EKONOMİ - 23 Şubat 2021 Salı 09:11

Mecbur kalmadıkça örtüsünü dahi açmıyor, klasik otomobillerine gözü gibi bakıyor

A
A
A
Mecbur kalmadıkça örtüsünü dahi açmıyor, klasik otomobillerine gözü gibi bakıyor

Kırıkkale’de bir oto galerici, fabrikadan çıktığı gibi orijinalliğini koruyan klasik otomobillerine gözü gibi bakıyor, toz almasın diye üzerindeki örtüleri dahi açmıyor.
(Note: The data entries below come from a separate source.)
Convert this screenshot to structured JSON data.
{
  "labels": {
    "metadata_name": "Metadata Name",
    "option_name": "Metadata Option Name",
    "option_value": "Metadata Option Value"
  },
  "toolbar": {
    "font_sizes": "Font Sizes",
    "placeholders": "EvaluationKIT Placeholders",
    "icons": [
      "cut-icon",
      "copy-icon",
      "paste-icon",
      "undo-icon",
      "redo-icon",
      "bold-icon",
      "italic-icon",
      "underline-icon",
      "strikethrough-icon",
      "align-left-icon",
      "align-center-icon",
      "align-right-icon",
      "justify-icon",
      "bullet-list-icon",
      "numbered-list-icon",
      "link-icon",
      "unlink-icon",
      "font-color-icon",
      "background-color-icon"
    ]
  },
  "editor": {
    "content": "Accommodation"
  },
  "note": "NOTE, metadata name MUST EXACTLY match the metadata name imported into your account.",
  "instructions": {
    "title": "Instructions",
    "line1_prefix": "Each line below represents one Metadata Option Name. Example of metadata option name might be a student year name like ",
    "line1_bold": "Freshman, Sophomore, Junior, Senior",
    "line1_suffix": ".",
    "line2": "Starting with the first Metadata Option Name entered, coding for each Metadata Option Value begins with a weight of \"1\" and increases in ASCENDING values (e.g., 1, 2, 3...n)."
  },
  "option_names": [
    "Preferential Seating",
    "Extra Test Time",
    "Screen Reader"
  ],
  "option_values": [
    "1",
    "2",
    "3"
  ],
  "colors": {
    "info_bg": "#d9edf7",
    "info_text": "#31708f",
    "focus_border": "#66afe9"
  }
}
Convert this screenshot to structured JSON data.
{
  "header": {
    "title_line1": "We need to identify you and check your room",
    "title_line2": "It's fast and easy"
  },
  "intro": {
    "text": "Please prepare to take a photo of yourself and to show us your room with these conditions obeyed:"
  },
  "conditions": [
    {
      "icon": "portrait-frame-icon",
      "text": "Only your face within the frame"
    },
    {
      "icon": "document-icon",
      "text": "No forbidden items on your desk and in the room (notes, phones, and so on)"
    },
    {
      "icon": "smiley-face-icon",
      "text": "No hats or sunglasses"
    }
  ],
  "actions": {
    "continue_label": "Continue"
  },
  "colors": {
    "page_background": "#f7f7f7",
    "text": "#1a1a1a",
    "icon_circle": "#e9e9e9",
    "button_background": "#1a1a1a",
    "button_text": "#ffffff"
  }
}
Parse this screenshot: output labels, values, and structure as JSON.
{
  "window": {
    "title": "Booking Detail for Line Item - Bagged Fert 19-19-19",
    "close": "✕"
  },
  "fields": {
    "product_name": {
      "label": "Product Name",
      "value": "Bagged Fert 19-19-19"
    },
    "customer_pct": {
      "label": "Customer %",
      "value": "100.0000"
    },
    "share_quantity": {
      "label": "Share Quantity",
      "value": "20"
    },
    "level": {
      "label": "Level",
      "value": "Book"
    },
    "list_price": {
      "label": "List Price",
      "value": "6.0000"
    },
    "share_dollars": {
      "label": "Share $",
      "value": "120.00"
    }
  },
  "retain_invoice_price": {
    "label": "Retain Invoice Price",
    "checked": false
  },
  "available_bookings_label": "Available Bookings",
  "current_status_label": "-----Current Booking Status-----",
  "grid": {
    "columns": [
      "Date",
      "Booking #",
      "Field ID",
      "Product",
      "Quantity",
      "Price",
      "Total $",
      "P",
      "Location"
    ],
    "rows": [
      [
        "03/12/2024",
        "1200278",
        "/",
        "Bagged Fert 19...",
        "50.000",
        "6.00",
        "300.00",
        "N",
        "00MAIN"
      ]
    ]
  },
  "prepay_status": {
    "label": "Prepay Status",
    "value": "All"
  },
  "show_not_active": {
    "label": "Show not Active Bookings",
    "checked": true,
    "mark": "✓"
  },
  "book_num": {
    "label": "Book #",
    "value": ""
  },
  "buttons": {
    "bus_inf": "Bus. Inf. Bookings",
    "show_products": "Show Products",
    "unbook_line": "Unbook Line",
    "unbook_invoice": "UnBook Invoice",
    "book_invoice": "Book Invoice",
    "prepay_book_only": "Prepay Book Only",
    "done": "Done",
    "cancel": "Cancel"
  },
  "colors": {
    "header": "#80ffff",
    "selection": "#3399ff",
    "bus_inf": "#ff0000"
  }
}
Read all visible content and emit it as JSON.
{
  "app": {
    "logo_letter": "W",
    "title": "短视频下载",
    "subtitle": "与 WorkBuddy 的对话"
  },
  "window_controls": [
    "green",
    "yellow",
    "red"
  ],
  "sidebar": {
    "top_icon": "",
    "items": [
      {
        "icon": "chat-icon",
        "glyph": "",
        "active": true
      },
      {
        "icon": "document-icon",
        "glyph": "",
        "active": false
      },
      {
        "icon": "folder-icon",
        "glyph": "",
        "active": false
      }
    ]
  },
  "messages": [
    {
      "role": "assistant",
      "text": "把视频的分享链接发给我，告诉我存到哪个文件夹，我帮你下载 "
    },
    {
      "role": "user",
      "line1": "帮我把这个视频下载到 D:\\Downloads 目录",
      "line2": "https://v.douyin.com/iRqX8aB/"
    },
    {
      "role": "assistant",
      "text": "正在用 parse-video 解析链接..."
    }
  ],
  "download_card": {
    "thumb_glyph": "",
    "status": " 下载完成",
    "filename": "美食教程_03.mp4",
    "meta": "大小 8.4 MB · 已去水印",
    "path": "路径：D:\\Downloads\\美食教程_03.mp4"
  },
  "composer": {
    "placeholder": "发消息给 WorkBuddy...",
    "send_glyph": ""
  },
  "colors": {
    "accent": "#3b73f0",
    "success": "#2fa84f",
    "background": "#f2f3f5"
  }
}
Kırıkkale’de oto galericilik yapan Fatih Yunus Güzel, klasik otomobillerine iş yerinde gözü gibi bakıyor. Her gün bakımını ve temizliğini yapıyor, toz almasın diye de araçlarını örtüyle kaplıyor. Fabrikadan çıktığı gibi orijinalliğini koruyan 100 bin kilometrede 1987 model Murat 131 duruşuyla göz kamaştırıyor. 1974 model Murat 124 ise henüz 35 bin kilometrede. Diğer bir otomobil ise 1987 model Renault. Tamamen orijinal ve fabrikadan çıktığı gibi duruyor. Güzel, orijinalliğini koruyan otomobillerine henüz fiyat biçemiyor.
İHA muhabirine konuşan oto galerici Fatih Yunus Güzel, klasik otomobil tutkunu olduğunu ve antika araçları çok sevdiğini söyledi.

"Klasik araçları seviyorum"

Klasik otomobillerinin fabrikadan çıktığı gibi orijinalliğini koruduğunu ifade eden Güzel, “Klasik araçlara tutkunluğum var. Antika araçları seviyorum. Gelişigüzel araçları hiçbir zaman sevmiyorum. En temiz araçları alıp satıyorum. Şu anda 3 tane aracımız var. Yaklaşık 2 yıldır bu araçlardan satıyoruz. 87 model 131 Şahin’imiz var. Fabrika boyalı 100 bin kilometrede benzinli. Aracı aldığımızda biraz standarttı. Araca bazı aksesuarlar yaptık. Yılına ait aksesuarlar yaptık. Jantıdır, içindeki müzik sistemidir hepsi yılına ait. O yıllarda kullanılan malzeme ile aksesuar yaptık aracımıza. Şu anda içeride saklıyoruz” dedi.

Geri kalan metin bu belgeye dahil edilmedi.